Tensão com moratória de Dubai derrubou mercados ontem

SÃO PAULO - Os mercados financeiros tiveram uma sessão de negócios tensa ontem, em razão das preocupações dos agentes com a possibilidade de default (calote) do fundo de investimentos estatal Dubai World, que quer mais seis meses para honrar sua dívida, estimada em US$ 60 bilhões. A notícia trouxe receios sobre o sistema financeiro, principalmente em relação à possibilidade de exposição dos bancos europeus ao passivo.

Na Bolsa de Valores de São Paulo (Bovespa), o Ibovespa fechou o pregão em queda de 2,25%, aos 66.391 pontos.
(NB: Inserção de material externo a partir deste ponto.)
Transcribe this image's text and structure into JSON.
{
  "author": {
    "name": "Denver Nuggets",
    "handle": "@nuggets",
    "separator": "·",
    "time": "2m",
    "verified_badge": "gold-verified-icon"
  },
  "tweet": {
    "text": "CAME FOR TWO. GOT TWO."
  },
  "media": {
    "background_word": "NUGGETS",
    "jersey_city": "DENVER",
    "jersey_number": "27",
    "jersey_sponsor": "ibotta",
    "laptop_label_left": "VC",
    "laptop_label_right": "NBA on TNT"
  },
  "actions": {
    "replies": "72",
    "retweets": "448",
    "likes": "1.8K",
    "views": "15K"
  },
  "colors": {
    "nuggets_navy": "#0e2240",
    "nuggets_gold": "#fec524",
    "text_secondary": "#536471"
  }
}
No mercado de câmbio, o dólar comercial subiu 1,39%, a R$ 1,748 para compra e a R$ 1,75 para venda.

Sem o apoio dos mercados americanos, fechados em razão do feriado de Ação de Graças, o movimento financeiro da bolsa foi fraco na sessão de ontem, somando R$ 3,868 bilhões. Entre as ações da maior liquidez da bolsa paulista, os papéis ligados a commodities, siderurgia e setor bancário mostraram ajuste para baixo. Em linha com a desvalorização do petróleo, a ação preferencial da Petrobras recuou 2,53%, a R$ 38,45. Por sua vez, a PNA da Vale teve desvalorização de 2,98%, a R$ 48,80.
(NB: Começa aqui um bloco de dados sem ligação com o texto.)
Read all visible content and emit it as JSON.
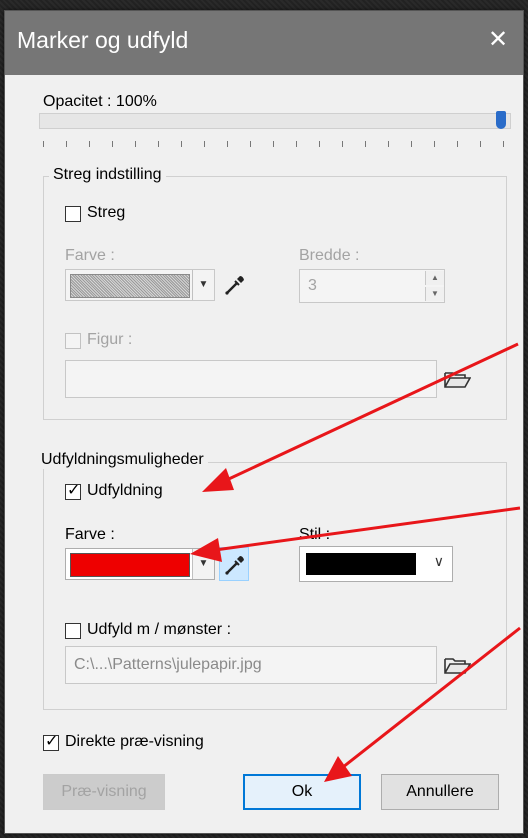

Em siderurgia, a ação PN da Gerdau, empresa brasileira do setor mais exposta ao mercado internacional, recuou 2,56%, a R$ 27,77. Na sequência, a ação PNA da Usiminas caiu 1,94%, a R$ 50,50, e o papel ON da CSN perdeu 1,57%, a R$ 58,59.

No setor bancário, as baixas foram mais expressivas, a começar pela ação PN do Itaú Unibanco, que teve declínio de 3,27%, a R$ 37,52. O papel PN do Bradesco caiu 2,22%, a R$ 35,54, enquanto a ação ON do Banco do Brasil fechou o pregão em queda de 2,07%, a R$ 30,19.

Na Europa, a possibilidade de exposição dos bancos à dívida da Dubai World centrou a preocupação dos investidores. Em Londres, o índice FTSE 100 caiu 3,2%, para 5.194,13 pontos, enquanto o CAC-40, da bolsa de Paris, perdeu 3,4%, aos 3.679,23 pontos. Em Frankfurt, o DAX recuou 3,3%, a 5.614,17 pontos. Hoje, será a vez de as bolsas de Nova York sintetizarem a notícia. (Eduardo Laguna | Valor)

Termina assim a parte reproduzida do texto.